There’s no denying that this dramatic side falls a bit flat: so little time is devoted to it and it does require a fair bit of pre-knowledge that it often feels rather rushed through. Bill Ward manfully deals with a whole load of expositionary dialogue as Sun Records’ founder Sam Phillips who masterminded the meeting but essentially, this stuff is just filler for the music. And what music we get: songs like ‘Blue Suede Shoes’, ‘Down By The Riverside’, ‘I Walk The Line’, ‘Great Balls of Fire’, ‘Hound Dog’ and ‘See You Later Alligator’. All is sung and played lived by the actors and the band and it is all done with such aplomb that it is hard not to be impressed.
Michael Malarkey demonstrates just how much Rizzo from Grease is one of the greatest truth-tellers of our time when she sings ‘Elvis Elvis, let me be; keep that pelvis far from me’ as he is stunningly attractive and full of an incredible vitality as a youthful Presley. Oliver Seymour-Marsh impressed with his guitar skills even if I wasn’t too familiar with any of his songs as Carl Perkins and Derek Hagen has great fun as a gravelly Johnny Cash. Ben Goddard is simply extraordinary as Jerry Lee Lewis though, the quirky energy and insanity he brings to his piano playing has to be seen to be believed. Francesca Jackson gave us a fabulously sultry rendition of Fever too to balance the gender books a little.

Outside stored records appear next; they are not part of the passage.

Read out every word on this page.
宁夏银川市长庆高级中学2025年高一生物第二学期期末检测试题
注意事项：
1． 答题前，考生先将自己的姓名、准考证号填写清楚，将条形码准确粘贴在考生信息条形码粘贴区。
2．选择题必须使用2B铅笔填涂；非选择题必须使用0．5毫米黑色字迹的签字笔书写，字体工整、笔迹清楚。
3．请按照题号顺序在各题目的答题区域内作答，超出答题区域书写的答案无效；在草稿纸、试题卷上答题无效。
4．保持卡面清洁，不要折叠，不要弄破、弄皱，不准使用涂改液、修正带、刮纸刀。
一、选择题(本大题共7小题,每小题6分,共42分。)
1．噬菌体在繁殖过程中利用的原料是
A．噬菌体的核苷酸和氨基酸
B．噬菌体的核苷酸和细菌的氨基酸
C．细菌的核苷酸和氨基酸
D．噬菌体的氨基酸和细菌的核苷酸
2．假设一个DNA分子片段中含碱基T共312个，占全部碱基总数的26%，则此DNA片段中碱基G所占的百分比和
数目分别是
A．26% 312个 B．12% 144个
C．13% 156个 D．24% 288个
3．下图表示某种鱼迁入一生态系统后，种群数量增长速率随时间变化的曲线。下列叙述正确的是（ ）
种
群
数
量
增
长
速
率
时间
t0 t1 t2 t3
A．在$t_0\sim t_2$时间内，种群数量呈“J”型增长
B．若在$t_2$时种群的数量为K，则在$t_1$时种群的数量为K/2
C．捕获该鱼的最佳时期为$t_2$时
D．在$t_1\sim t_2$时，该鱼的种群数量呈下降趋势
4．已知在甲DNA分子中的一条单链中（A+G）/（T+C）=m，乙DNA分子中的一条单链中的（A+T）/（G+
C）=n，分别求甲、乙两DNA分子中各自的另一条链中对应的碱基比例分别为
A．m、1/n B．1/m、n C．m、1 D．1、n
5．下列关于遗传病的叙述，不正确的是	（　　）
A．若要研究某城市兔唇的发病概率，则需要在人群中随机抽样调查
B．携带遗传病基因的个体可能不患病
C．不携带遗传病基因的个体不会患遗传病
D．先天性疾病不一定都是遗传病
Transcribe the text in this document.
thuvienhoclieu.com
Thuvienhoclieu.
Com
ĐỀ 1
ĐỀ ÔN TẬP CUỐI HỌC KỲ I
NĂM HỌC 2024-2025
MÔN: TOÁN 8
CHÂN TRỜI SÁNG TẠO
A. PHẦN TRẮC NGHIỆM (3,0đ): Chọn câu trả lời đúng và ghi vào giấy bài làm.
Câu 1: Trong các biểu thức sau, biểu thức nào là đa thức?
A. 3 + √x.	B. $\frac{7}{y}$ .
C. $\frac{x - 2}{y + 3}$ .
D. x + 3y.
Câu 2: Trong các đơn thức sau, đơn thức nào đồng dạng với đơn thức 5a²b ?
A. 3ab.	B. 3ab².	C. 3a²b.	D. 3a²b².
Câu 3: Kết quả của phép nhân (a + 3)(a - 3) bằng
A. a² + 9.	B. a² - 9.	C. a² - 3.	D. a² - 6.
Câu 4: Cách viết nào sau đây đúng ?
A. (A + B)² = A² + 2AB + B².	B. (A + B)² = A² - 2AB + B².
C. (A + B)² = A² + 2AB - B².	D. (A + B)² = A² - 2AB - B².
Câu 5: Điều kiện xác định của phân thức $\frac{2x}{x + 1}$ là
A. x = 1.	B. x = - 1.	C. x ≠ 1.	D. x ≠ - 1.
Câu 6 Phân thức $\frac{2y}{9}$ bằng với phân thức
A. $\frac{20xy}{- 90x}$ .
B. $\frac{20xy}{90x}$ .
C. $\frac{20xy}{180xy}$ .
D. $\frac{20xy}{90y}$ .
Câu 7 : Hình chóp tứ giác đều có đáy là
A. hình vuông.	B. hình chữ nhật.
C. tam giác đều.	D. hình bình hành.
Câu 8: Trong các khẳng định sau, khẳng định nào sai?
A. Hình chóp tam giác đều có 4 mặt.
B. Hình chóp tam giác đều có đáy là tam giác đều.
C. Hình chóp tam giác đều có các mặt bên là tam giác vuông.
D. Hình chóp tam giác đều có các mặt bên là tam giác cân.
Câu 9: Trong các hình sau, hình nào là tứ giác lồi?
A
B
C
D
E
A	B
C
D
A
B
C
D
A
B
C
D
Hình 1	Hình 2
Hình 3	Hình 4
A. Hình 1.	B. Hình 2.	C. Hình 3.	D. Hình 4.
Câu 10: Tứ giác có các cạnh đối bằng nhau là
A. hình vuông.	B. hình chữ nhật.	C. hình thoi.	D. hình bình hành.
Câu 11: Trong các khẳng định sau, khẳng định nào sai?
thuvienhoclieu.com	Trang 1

Million Dollar Quartet does not pretend to be anything more than it is and in and of itself, it is a rather neat piece of entertainment. It sounds amazing throughout, it looks good in its simple set and it ends with a mini concert / tribute gig with a highly effective set tranformation that had (some) people up and dancing in the aisles. And though many, including myself, have been guilty of a deal of snobbery towards such shows, there’s no doubting its crowd-pleasing appeal. Looking around, it went down an absolute treat with the majority of the audience and if a show is bringing in audiences, can this really be declared a bad thing for the West End because it is a jukebox musical rather than a play. Had you asked me before I went, I would have tried to argue yes; now I’m not too sure. Goodness gracious indeed!